Keeping Up With Medical Breakthroughs At Sickle Cell Camp
Hundreds of children flock to Stokesdale, North Carolina every summer to attend “Camp Carefree.” It’s for young people – age 6 to 16 – living with a chronic illness. There is fun, but also major health updates during the week children with sickle cell disease are at Camp Carefree.
Once you make your way to Carefree Lane, you begin to see the wide open space, some animals, a swimming pool and cabins. It’s the perfect playground for any child and for a sick child learning to be independent.
“Alright, so tell me your name," said Arkia Armstrong, a nurse from Novant Health. "Nice to meet you Hunter! Are you excited about camp? Cool!"
Hunter Hall is a soft-spoken 11-year-old. That could be because he’s going through the worst part of camp – the health check-in, with nurses like Armstrong.
"Do you have to get any blood transfusions or anything?" asked Armstrong.
When questions have to be answered about blood transfusions, hospitalizations, medications, mom steps in. Mary Hall of Charlotte says her son Hunter has been very healthy despite his sickle cell.
“He’s a football player, does any and everything that a healthy child would do," said Mary Hall. "You would never know he has this chronic illness.”
This chronic illness, known as sickle cell, is an inherited disease. Mary Hall and her husband Clifton Hall have sickle cell trait, along with as many as two million other people across the country. But in the United States, about 100,000 people are believed to be living with the disease, and most are African Americans, like Hunter. He likes camp for the fun and the education.
"How they talk to you about how you have sickle cell and they teach you more about your sickle cell and how it works," said Hunter Hall.
The disorder causes red blood cells to be abnormally shaped like a “sickle.” That makes it hard for the cells to move oxygen throughout the body, causing much pain and even damage to organs.
One reason Hunter and about half of the 51 other kids are feeling well enough to attend camp is likely because they take a daily dose of the drug Hydroxyurea.
Monica Summers has two children with sickle cell and both are on Hydroxyurea.
“They are doing great," said Summers. "They both, they are on Hydroxyurea. They don’t have many sickle cell pain episodes and they actually have not been in the hospital in four years.”
Summers is the Program Director at Piedmont Health Services and Sickle Cell Agency in Greensboro. She is also the sickle cell camp director. Just weeks before the start of camp, the Food and Drug Administration approved a new Sickle Cell drug called Endari.
“That’s a really good step that they actually got past the trial step and has now been approved," said Summers.

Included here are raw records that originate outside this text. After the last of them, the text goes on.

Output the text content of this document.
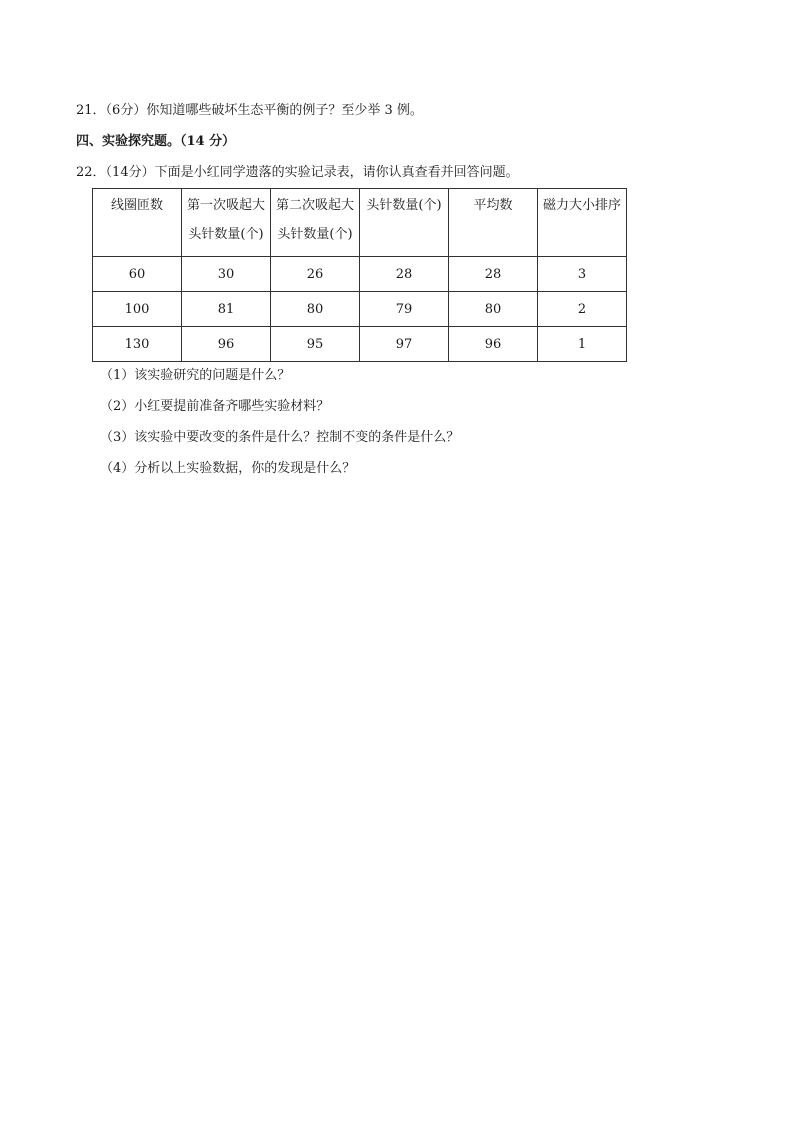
21．（6分）你知道哪些破坏生态平衡的例子？至少举 3 例。
四、实验探究题。（14 分）
22．（14分）下面是小红同学遗落的实验记录表，请你认真查看并回答问题。
线圈匝数	第一次吸起大头针数量(个)	第二次吸起大头针数量(个)	头针数量(个)	平均数	磁力大小排序
60	30	26	28	28	3
100	81	80	79	80	2
130	96	95	97	96	1
（1）该实验研究的问题是什么？
（2）小红要提前准备齐哪些实验材料？
（3）该实验中要改变的条件是什么？控制不变的条件是什么？
（4）分析以上实验数据，你的发现是什么？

Summers knows a lot about clinical trials. Her 14-year-old son CJ was a part of the Hydroxyurea trial for several years. But she understands why so many African Americans shun trials. Their mistrust of doctors and researchers runs deep, many still recalling the Tuskegee syphilis experiments going back to the 1930s.
It was hard to keep up with 12-year-old Alaina Martin at camp. She’s forged many lasting relationships over the years.
“Most of them I forgot their names, Mikala, Senonie, this girl I couldn’t pronounce her name so I call her A-A," joked Alaina Martin.
Alaina’s parents, James and Sheila Martin of High Point, say their daughter is managing her sickle cell well without taking any daily meds, not even Hydroxyurea. And they’re not sure they will try Endari either or allow their daughter to be a part of a clinical trial.
“No! That was our whole point at the beginning, to help her immune system develop on its own," said James Martin.
The American Society of Hematology says even though sickle cell patients are living longer, there are still major concerns about their quality of care and treatment options. The new sickle cell drug Endari is the first drug approved for sickle cell patients in almost 20 years.